Recently, we have developed two approaches (a climate network [1] and a complexity-based approach [2]) that allow forecasting the onset of El Niño events about 1 year in advance. The complexity-based approach additionally enables forecasting the magnitude of an upcoming El Niño event. These methods successfully forecasted the onset of an Eastern Pacific El Niño for 2023/24 and the subsequent record-breaking warming of 2024 [3]. Here, we propose the interannual relationship of the Oceanic Niño Index as an additional predictor for forecasting La Niña and neutral events. Combining the three approaches therefore enables probabilistic forecasting of all three phases of ENSO dynamics about 1 year in advance. Based on these approaches, in December 2024 we correctly forecasted with 91.4% probability the absence of an El Niño in 2025 [4]. With 69.6% probability, we predicted a neutral event as the most likely outcome for boreal winter 2025/26.

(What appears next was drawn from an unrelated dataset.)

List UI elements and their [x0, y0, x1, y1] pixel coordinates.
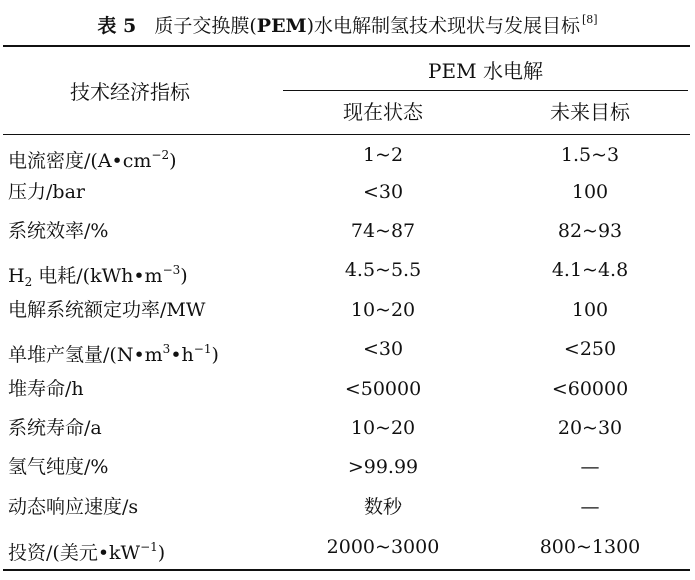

[1] Ludescher, J., Gozolchiani, A., Bogachev, M. I., Bunde, A., Havlin, S., Schellnhuber, H. J., (2013). Improved El Niño forecasting by cooperativity detection. Proc. Natl. Acad. Sci. U.S.A. 110(29), 11742.
[2] Meng, J., et al. (2020). Complexity-based approach for El Niño magnitude forecasting before the spring predictability barrier. Proc. Natl. Acad. Sci. U.S.A. 117(1), 177.